Import.io User Guide

Extracting hidden data


When Import.io renders a copy of a webpage in the editor, you no longer can interact with the page elements to click tabs, expand/collapse sections, select items from dropdown lists, etc. Because you cannot interact directly with the webpage itself in the editor to reveal hidden elements, you cannot always point and click to select the data that you need. This topic describes how to access data hiding inside or obscured by elements.

The portions of a webpage that are visible at any given time are often determined by the cascading style sheet (CSS) for the page. By ignoring the cascading style sheet, Import.io can display all data for the webpage at one time, in an unstyled format. Without the website’s styling, the page doesn’t look neat and tidy, but all the data is accessible to the Import.io point-and-click selection process.
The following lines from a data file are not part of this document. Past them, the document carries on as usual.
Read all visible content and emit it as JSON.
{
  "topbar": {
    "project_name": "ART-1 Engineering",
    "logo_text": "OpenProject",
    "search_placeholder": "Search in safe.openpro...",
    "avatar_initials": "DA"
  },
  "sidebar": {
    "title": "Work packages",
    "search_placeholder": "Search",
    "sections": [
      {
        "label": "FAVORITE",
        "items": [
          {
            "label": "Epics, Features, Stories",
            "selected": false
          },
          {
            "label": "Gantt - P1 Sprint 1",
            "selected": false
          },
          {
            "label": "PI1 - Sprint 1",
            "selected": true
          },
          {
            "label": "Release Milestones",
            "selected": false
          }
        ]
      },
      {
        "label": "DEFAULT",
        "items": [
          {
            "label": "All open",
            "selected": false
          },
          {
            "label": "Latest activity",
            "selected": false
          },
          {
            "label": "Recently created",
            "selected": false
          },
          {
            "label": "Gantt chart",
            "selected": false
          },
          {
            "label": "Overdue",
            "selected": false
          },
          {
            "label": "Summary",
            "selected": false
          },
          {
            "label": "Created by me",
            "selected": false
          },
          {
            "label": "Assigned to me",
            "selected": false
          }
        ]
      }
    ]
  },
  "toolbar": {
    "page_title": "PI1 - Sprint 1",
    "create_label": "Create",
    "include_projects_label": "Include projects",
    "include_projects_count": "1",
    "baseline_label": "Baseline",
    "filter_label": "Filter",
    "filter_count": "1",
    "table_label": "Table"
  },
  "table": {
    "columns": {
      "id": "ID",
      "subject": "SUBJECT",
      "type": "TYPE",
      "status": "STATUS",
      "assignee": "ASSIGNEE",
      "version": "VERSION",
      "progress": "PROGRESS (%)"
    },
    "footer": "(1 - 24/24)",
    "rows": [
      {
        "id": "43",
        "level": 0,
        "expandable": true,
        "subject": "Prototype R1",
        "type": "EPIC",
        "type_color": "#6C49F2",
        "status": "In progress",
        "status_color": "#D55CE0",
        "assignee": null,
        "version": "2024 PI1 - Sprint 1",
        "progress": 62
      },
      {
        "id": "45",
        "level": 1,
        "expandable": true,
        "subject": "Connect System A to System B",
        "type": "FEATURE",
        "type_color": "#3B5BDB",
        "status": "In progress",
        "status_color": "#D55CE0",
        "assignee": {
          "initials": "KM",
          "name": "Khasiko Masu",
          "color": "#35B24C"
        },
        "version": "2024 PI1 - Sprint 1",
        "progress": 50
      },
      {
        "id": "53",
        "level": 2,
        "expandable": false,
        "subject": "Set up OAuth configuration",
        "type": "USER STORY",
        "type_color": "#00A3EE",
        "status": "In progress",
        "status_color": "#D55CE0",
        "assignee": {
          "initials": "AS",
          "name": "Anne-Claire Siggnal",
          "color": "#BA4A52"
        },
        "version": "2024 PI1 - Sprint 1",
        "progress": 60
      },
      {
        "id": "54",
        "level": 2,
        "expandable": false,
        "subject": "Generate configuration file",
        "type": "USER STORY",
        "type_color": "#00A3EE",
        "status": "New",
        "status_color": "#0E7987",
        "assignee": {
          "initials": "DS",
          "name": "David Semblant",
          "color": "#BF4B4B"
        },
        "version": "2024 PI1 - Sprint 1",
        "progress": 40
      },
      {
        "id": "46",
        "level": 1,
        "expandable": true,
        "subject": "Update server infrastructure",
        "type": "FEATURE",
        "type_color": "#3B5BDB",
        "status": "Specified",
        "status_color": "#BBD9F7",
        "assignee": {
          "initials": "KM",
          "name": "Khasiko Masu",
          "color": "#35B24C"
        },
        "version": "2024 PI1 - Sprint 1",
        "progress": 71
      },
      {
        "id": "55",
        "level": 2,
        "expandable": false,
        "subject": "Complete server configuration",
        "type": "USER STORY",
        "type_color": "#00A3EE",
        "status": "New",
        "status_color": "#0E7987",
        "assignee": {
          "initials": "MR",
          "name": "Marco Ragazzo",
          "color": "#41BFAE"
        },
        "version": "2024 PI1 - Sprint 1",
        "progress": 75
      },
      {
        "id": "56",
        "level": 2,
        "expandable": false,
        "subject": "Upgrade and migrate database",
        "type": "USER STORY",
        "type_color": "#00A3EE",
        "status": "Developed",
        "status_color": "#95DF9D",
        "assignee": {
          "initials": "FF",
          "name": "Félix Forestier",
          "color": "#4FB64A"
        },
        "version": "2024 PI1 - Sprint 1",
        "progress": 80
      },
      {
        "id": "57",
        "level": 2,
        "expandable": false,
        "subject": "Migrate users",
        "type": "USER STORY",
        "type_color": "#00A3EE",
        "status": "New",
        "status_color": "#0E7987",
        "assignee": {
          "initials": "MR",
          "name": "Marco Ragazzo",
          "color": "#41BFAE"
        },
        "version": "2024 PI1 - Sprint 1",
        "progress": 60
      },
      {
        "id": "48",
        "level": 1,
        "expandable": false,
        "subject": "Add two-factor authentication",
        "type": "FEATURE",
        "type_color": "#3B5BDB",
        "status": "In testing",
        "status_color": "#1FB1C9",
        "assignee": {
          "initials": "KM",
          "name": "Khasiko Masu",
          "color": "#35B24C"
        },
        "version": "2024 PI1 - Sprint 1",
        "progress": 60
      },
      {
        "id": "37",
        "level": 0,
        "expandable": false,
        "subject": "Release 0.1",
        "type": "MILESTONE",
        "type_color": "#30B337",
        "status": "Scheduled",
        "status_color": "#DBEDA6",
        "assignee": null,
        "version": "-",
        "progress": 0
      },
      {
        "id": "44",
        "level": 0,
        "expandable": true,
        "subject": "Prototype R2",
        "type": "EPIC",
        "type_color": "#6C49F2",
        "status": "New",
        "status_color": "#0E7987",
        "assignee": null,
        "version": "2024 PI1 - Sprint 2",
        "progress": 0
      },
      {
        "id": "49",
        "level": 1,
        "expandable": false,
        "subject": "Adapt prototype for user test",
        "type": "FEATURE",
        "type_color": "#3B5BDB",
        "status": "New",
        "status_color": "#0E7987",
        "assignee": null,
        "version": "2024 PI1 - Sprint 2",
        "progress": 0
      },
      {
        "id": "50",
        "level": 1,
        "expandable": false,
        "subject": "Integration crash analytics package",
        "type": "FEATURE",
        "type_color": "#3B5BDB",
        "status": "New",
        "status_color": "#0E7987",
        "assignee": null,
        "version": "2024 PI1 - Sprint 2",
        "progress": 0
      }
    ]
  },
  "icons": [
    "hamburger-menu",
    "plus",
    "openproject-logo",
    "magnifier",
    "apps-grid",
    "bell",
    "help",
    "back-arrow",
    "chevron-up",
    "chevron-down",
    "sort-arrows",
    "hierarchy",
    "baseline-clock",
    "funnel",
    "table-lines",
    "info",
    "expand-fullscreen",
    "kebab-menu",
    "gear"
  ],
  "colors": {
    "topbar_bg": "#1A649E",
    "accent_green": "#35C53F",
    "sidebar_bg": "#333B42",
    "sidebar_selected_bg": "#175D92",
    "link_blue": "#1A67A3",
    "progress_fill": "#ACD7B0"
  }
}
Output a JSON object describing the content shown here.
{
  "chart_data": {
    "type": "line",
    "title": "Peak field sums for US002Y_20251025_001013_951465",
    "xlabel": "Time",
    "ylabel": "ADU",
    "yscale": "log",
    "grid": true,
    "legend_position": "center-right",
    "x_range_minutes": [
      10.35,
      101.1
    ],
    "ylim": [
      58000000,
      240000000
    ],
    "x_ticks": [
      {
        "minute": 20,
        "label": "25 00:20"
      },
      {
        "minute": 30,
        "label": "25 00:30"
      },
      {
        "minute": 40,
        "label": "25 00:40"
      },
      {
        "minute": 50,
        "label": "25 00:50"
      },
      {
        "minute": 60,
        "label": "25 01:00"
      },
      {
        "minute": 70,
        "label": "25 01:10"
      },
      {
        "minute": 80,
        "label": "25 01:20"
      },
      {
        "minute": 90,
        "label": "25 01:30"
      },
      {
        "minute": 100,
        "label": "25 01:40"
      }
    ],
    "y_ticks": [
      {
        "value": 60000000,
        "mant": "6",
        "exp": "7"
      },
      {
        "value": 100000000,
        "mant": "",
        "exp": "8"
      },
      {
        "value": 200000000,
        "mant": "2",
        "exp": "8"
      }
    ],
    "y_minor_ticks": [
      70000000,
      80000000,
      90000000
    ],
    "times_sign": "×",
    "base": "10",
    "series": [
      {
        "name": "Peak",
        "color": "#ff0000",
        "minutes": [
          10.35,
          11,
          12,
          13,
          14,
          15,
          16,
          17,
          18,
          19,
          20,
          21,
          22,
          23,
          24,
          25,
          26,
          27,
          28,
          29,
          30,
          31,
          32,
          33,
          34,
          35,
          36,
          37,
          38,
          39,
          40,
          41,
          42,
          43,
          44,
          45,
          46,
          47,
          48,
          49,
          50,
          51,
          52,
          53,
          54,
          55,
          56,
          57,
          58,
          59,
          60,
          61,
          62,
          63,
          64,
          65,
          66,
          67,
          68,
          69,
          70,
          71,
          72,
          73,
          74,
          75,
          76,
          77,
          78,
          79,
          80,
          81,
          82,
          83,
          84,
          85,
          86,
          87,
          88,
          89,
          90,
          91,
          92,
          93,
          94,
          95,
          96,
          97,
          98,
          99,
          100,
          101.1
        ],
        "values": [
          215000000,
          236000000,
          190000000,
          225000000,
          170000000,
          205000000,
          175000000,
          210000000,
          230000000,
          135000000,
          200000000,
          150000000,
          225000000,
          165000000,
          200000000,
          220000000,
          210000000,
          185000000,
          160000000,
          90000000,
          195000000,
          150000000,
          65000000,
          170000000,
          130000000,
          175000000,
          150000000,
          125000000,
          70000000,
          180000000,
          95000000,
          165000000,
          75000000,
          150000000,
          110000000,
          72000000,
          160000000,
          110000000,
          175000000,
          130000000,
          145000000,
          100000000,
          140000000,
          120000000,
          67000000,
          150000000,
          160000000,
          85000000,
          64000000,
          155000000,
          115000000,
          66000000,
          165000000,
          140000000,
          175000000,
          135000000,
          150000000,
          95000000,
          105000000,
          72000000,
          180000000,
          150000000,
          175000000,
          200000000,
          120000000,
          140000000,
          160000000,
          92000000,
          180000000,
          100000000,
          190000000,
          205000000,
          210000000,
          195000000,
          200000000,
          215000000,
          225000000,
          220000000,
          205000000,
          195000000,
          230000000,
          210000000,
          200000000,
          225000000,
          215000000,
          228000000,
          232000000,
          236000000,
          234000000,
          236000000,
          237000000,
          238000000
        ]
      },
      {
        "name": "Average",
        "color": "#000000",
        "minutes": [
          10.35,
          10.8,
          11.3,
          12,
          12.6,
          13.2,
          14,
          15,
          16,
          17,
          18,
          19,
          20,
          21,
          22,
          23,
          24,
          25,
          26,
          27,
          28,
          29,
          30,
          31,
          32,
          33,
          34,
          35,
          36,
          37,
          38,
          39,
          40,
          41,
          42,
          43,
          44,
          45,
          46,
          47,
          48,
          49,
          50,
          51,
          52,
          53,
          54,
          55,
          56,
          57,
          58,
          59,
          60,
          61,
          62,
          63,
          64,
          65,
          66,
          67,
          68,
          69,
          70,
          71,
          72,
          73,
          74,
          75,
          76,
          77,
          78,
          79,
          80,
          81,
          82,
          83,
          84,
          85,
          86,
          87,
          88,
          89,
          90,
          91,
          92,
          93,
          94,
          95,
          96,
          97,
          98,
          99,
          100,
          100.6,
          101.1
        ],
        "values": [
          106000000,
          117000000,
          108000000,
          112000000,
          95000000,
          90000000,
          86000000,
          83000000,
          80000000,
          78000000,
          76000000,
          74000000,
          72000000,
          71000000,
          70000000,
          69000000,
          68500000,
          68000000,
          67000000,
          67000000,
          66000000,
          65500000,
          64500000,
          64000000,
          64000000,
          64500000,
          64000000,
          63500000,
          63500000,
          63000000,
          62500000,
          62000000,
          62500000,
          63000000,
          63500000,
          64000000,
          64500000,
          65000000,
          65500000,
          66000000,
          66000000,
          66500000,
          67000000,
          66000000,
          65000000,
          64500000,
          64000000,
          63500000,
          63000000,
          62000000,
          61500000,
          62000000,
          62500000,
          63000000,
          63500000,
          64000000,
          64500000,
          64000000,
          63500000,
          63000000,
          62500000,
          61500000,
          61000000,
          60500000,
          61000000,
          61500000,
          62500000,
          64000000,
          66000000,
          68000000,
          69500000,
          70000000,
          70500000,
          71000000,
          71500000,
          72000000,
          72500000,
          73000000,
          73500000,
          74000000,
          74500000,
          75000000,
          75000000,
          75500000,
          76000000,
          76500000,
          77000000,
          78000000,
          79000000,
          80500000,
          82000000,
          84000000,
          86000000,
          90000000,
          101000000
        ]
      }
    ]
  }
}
Consider the following example from https://www.superdry.com/mens/holiday-shop/details/69939/vintage-logo-duo-t-shirt-grey:

When browsing the actual website, shoppers select available sizes from a dropdown list.

 

But in the Import.io editor, (where the point-and-click interface selects data not elements containing data), interaction with the actual webpage is frozen and the dropdown list contents are out of reach.

 

To instruct the editor to ignore cascading style sheets, revealing the dropdown list contents, perform the following steps:

  • In the editor commands bar, click the Advanced/Standard slider switch to display the advanced options.
  • In the Page list, select CSS to remove the checkmark and turn use of cascading styles sheets off. The checkmark disappears, the formatting changes, and the dropdown list contents appear.

 

The dropdown list contents are now available for you to select to train your columns using the point-and-click selection process.

Note: After adding the hidden information, turn CSS back on to continue to train as normal.

Note: If this method is unsuccessful, try extracting data directly from the HTML source code using manual XPath.